In an email to GenomeWeb, Michael Pisano, executive VP of proteomics at Discovery Life Sciences, said that the company sees the Seer system as filling several important gaps in existing commercial proteogenomic solutions.

"Typically, researchers need to develop their own in-house pipelines, which can be time-consuming and makes standardization of analysis methods challenging," he said. "Another major issue is having a workflow that is scalable and high-performing to even enable the storage and analysis of large numbers of genomic and proteomic samples. Additionally, if you are new to either field [proteomics or genomics], it’s unclear where to even start to integrate your data together, as it requires domain expertise to process new molecular data types."

"Seer’s workflow automates the analysis process — raw LCMS data to high-resolution, sample-specific proteome results," Pisano said. "This means we can spend less time developing in-house pipelines, can use state-of-the-field and standardized analysis protocols, and have all this data ready to be shared with collaborators."

The software's data visualization tools are also key, he said, noting that while "great tools exist in the genomic space to view data … there are no commercially available, easy-to-use, scalable viewers for the proteogenomic space."

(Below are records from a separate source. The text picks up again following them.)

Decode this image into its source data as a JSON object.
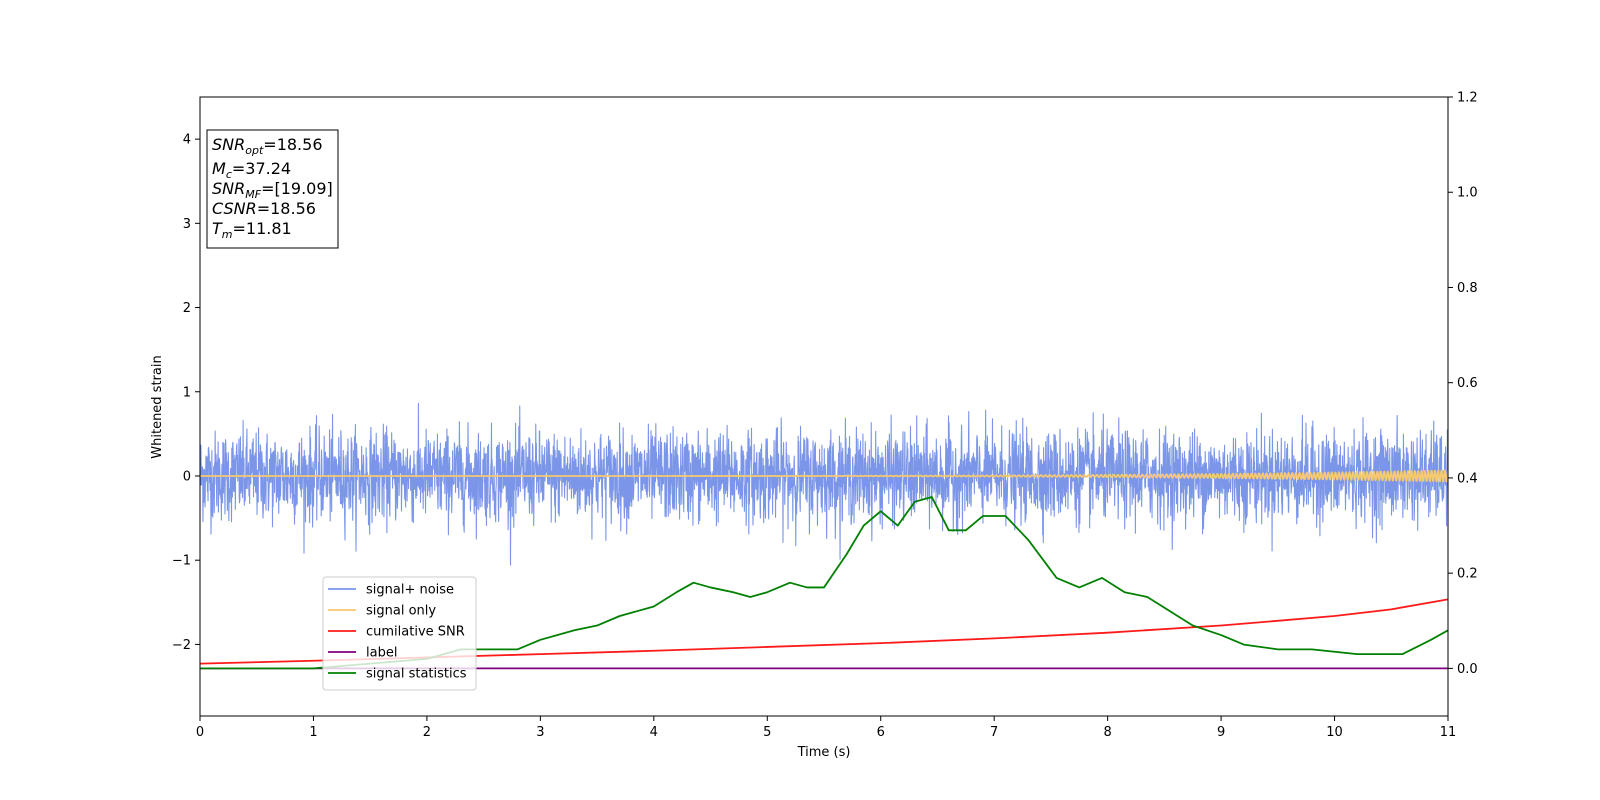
{
  "chart_data": {
    "type": "line",
    "xlabel": "Time (s)",
    "ylabel": "Whitened strain",
    "xlim": [
      0,
      11
    ],
    "ylim_left": [
      -2.85,
      4.5
    ],
    "ylim_right": [
      -0.1,
      1.2
    ],
    "x_ticks": [
      0,
      1,
      2,
      3,
      4,
      5,
      6,
      7,
      8,
      9,
      10,
      11
    ],
    "y_ticks_left": [
      -2,
      -1,
      0,
      1,
      2,
      3,
      4
    ],
    "y_ticks_right": [
      0.0,
      0.2,
      0.4,
      0.6,
      0.8,
      1.0,
      1.2
    ],
    "grid": false,
    "legend_position": "lower-left",
    "annotation": {
      "position": "top-left",
      "lines": [
        {
          "base": "SNR",
          "sub": "opt",
          "value": "=18.56"
        },
        {
          "base": "M",
          "sub": "c",
          "value": "=37.24"
        },
        {
          "base": "SNR",
          "sub": "MF",
          "value": "=[19.09]"
        },
        {
          "base": "CSNR",
          "sub": "",
          "value": "=18.56"
        },
        {
          "base": "T",
          "sub": "m",
          "value": "=11.81"
        }
      ]
    },
    "series": [
      {
        "name": "signal+ noise",
        "axis": "left",
        "color": "#7b96e8",
        "kind": "noise",
        "typical_amplitude": 0.5,
        "max_value": 1.15,
        "min_value": -1.22
      },
      {
        "name": "signal only",
        "axis": "left",
        "color": "#f5c872",
        "kind": "chirp",
        "amplitude_start": 0.0,
        "amplitude_end": 0.07
      },
      {
        "name": "cumilative SNR",
        "axis": "right",
        "color": "#ff1a1a",
        "x": [
          0,
          1,
          2,
          3,
          4,
          5,
          6,
          7,
          8,
          9,
          10,
          10.5,
          11
        ],
        "y": [
          0.01,
          0.016,
          0.023,
          0.03,
          0.037,
          0.045,
          0.053,
          0.063,
          0.075,
          0.09,
          0.11,
          0.124,
          0.145
        ]
      },
      {
        "name": "label",
        "axis": "right",
        "color": "#800080",
        "x": [
          0,
          11
        ],
        "y": [
          0,
          0
        ]
      },
      {
        "name": "signal statistics",
        "axis": "right",
        "color": "#008000",
        "x": [
          0,
          0.5,
          1,
          1.5,
          2,
          2.3,
          2.5,
          2.8,
          3,
          3.3,
          3.5,
          3.7,
          4,
          4.2,
          4.35,
          4.5,
          4.7,
          4.85,
          5,
          5.2,
          5.35,
          5.5,
          5.7,
          5.85,
          6,
          6.15,
          6.3,
          6.45,
          6.6,
          6.75,
          6.9,
          7.1,
          7.3,
          7.55,
          7.75,
          7.95,
          8.15,
          8.35,
          8.55,
          8.75,
          9,
          9.2,
          9.5,
          9.8,
          10.2,
          10.6,
          10.85,
          11
        ],
        "y": [
          0,
          0.0,
          0.0,
          0.01,
          0.02,
          0.04,
          0.04,
          0.04,
          0.06,
          0.08,
          0.09,
          0.11,
          0.13,
          0.16,
          0.18,
          0.17,
          0.16,
          0.15,
          0.16,
          0.18,
          0.17,
          0.17,
          0.24,
          0.3,
          0.33,
          0.3,
          0.35,
          0.36,
          0.29,
          0.29,
          0.32,
          0.32,
          0.27,
          0.19,
          0.17,
          0.19,
          0.16,
          0.15,
          0.12,
          0.09,
          0.07,
          0.05,
          0.04,
          0.04,
          0.03,
          0.03,
          0.06,
          0.08
        ]
      }
    ]
  }
}
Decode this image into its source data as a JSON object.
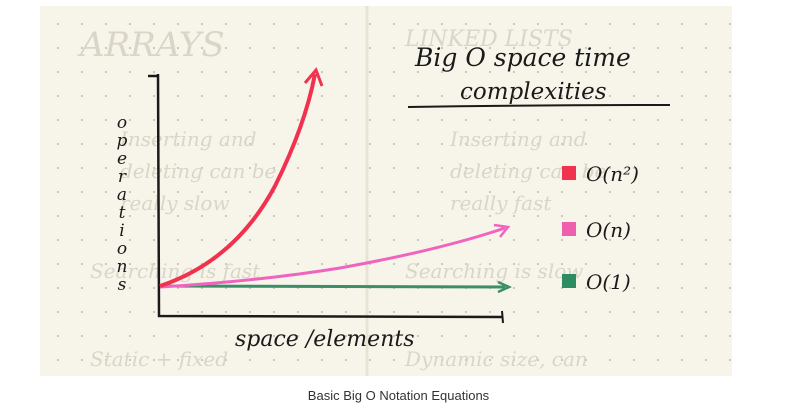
{
  "diagram": {
    "title_line1": "Big O space time",
    "title_line2": "complexities",
    "y_axis_letters": [
      "o",
      "p",
      "e",
      "r",
      "a",
      "t",
      "i",
      "o",
      "n",
      "s"
    ],
    "x_axis_label": "space /elements",
    "legend": [
      {
        "label": "O(n²)",
        "color": "#f0324e"
      },
      {
        "label": "O(n)",
        "color": "#ef5fb0"
      },
      {
        "label": "O(1)",
        "color": "#2e8c64"
      }
    ],
    "curve_colors": {
      "quadratic": "#f0324e",
      "linear": "#f064c0",
      "constant": "#3a8f68"
    },
    "background_notes": {
      "left_title": "ARRAYS",
      "right_title": "LINKED LISTS",
      "left_items": [
        "Inserting and",
        "deleting can be",
        "really slow",
        "Searching is fast",
        "Static + fixed"
      ],
      "right_items": [
        "Inserting and",
        "deleting can be",
        "really fast",
        "Searching is slow",
        "Dynamic size, can"
      ]
    }
  },
  "caption": "Basic Big O Notation Equations"
}
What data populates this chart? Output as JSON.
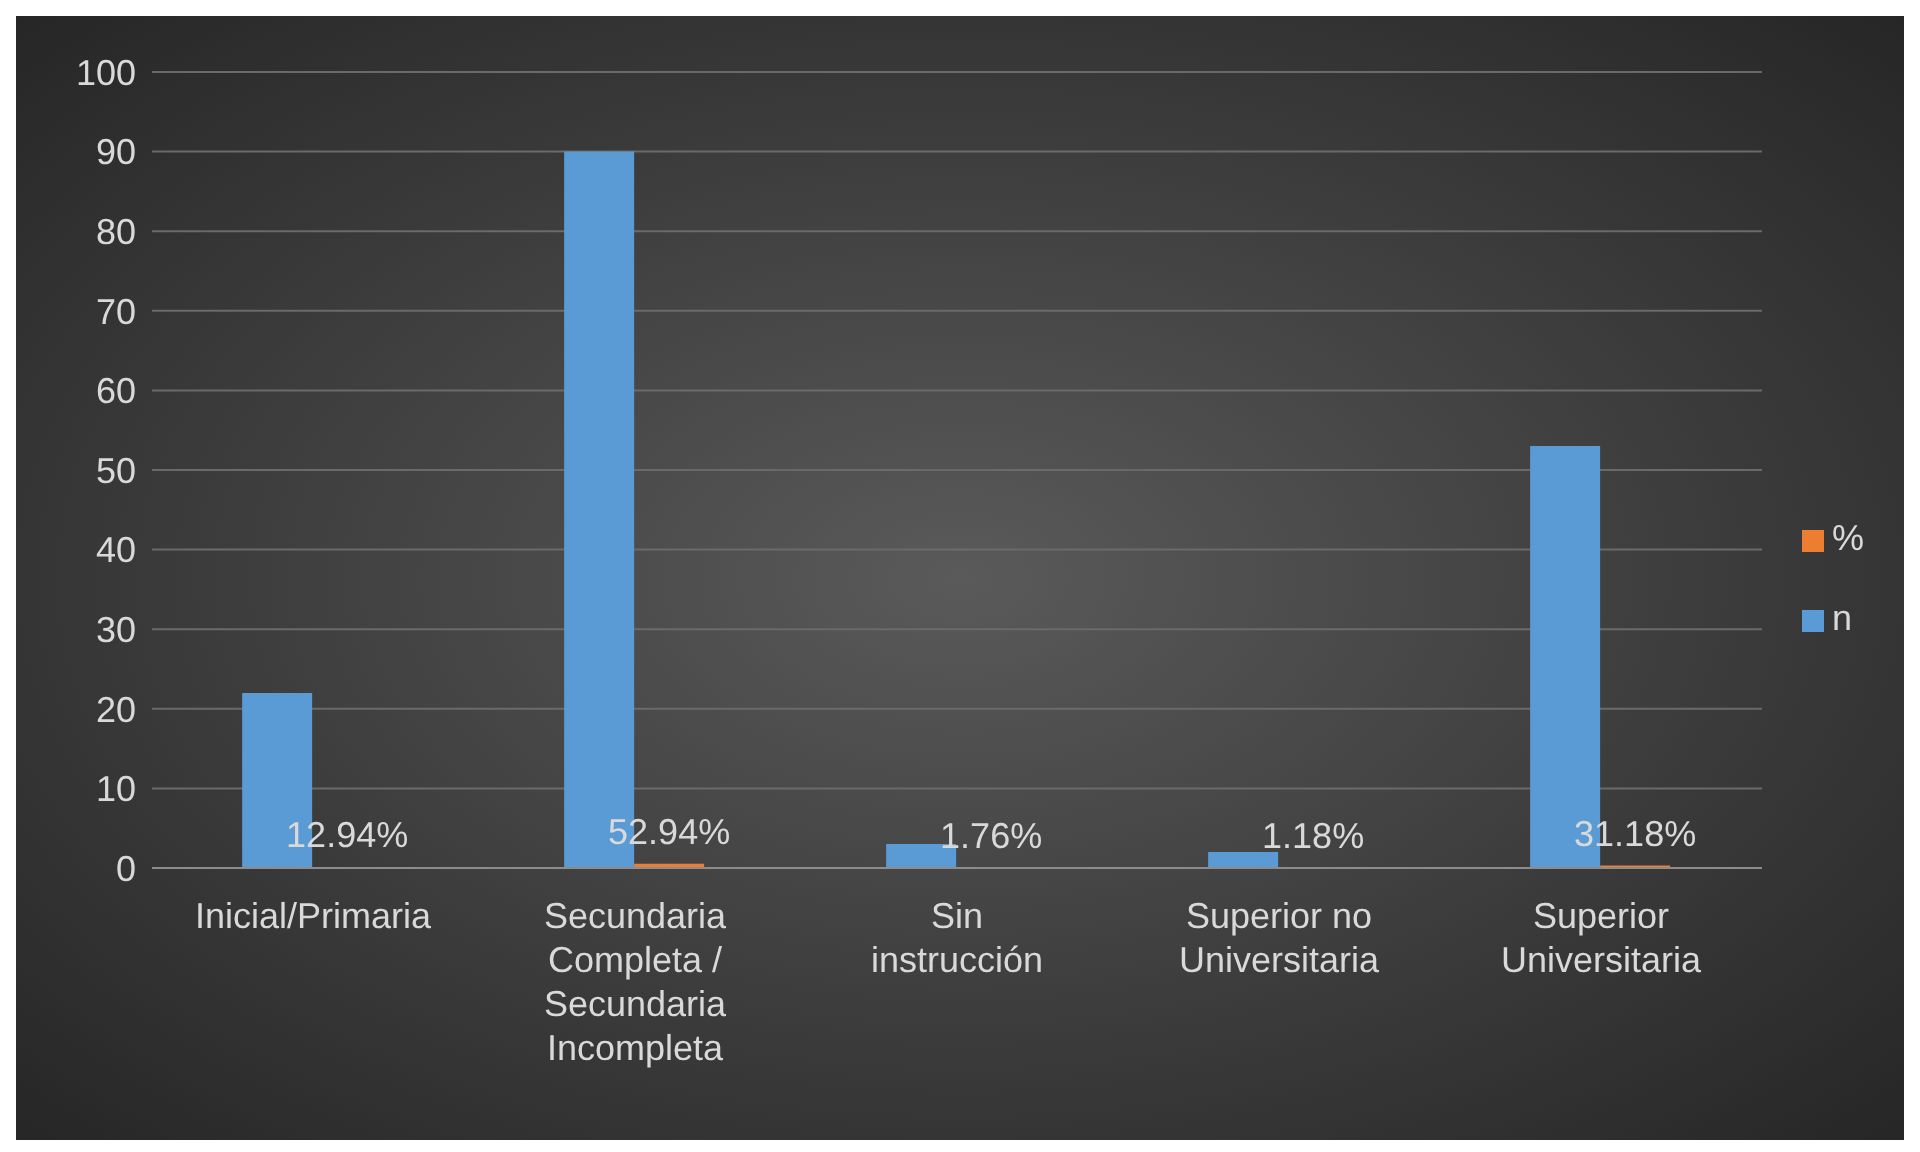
{
  "chart_data": {
    "type": "bar",
    "categories": [
      "Inicial/Primaria",
      "Secundaria Completa / Secundaria Incompleta",
      "Sin instrucción",
      "Superior no Universitaria",
      "Superior Universitaria"
    ],
    "series": [
      {
        "name": "n",
        "color": "#5b9bd5",
        "values": [
          22,
          90,
          3,
          2,
          53
        ]
      },
      {
        "name": "%",
        "color": "#ed7d31",
        "values": [
          0.1294,
          0.5294,
          0.0176,
          0.0118,
          0.3118
        ],
        "value_labels": [
          "12.94%",
          "52.94%",
          "1.76%",
          "1.18%",
          "31.18%"
        ]
      }
    ],
    "ylim": [
      0,
      100
    ],
    "yticks": [
      0,
      10,
      20,
      30,
      40,
      50,
      60,
      70,
      80,
      90,
      100
    ],
    "grid": "y",
    "legend": "right"
  }
}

During a conference call following the release of Seer's Q2 2022 financial results on Tuesday, Farokhzad said that Discovery Life Sciences is in the process of installing and validating the ZenoTOF 7600 and the Proteograph Suite with 500 internal samples on which it is performing proteogenomic analyses.

Pisano said Discovery Life Sciences expects to have its proteogenomic platform operational and running client samples in Q4 of this year.

Seer President Omead Ostadan said during the call that the company does not anticipate the Proteograph Analysis Suite 2.0 will directly affect its revenue this year but said that it expects the software's offering of a more streamlined workflow will "have a positive impact on adoption and the rate at which customers can not only execute experiments but extract useful information."

Seer reported Q2 revenues of $3.6 million, up nearly threefold from $1.3 million in Q2 2021 and beating the consensus Wall Street estimate of $3.3 million.

Product revenue was $2.4 million, up roughly threefold from $837,000 in the year-ago period. Related party revenue was $1.1 million, up nearly threefold from $380,000 in Q2 2021. Related party revenue consisted of sales to diagnostics firm PrognomiQ, in which Seer owns a roughly 15 percent stake. Grant revenue was $50,000, down 57 percent from $117,000 in the year-ago period. The firm also reported service revenue of $57,000 versus no service revenue in Q2 2021.

Seer's net loss in the second quarter was $22.8 million, or $.37 per share, compared to $16.6 million, or $.27 per share, in Q2 2021, beating the average Wall Street estimate of a loss per share of $.39. Seer used approximately 62.4 million weighted-average shares to calculate per-share loss in the recently completed quarter compared to about 60.8 million shares in the year-ago period.

The company's R&D expenses in Q2 2022 were $10.9 million, up 57 percent from $6.9 million in Q2 2021. General and administrative costs were $14.2 million, up 35 percent from $10.5 million in the year-ago period.

It said it expects full-year 2022 revenues to be in the range of $14.0 million to $16.0 million.

Seer ended the quarter with $79.0 million in cash and cash equivalents and $372.2 million in short-term investments.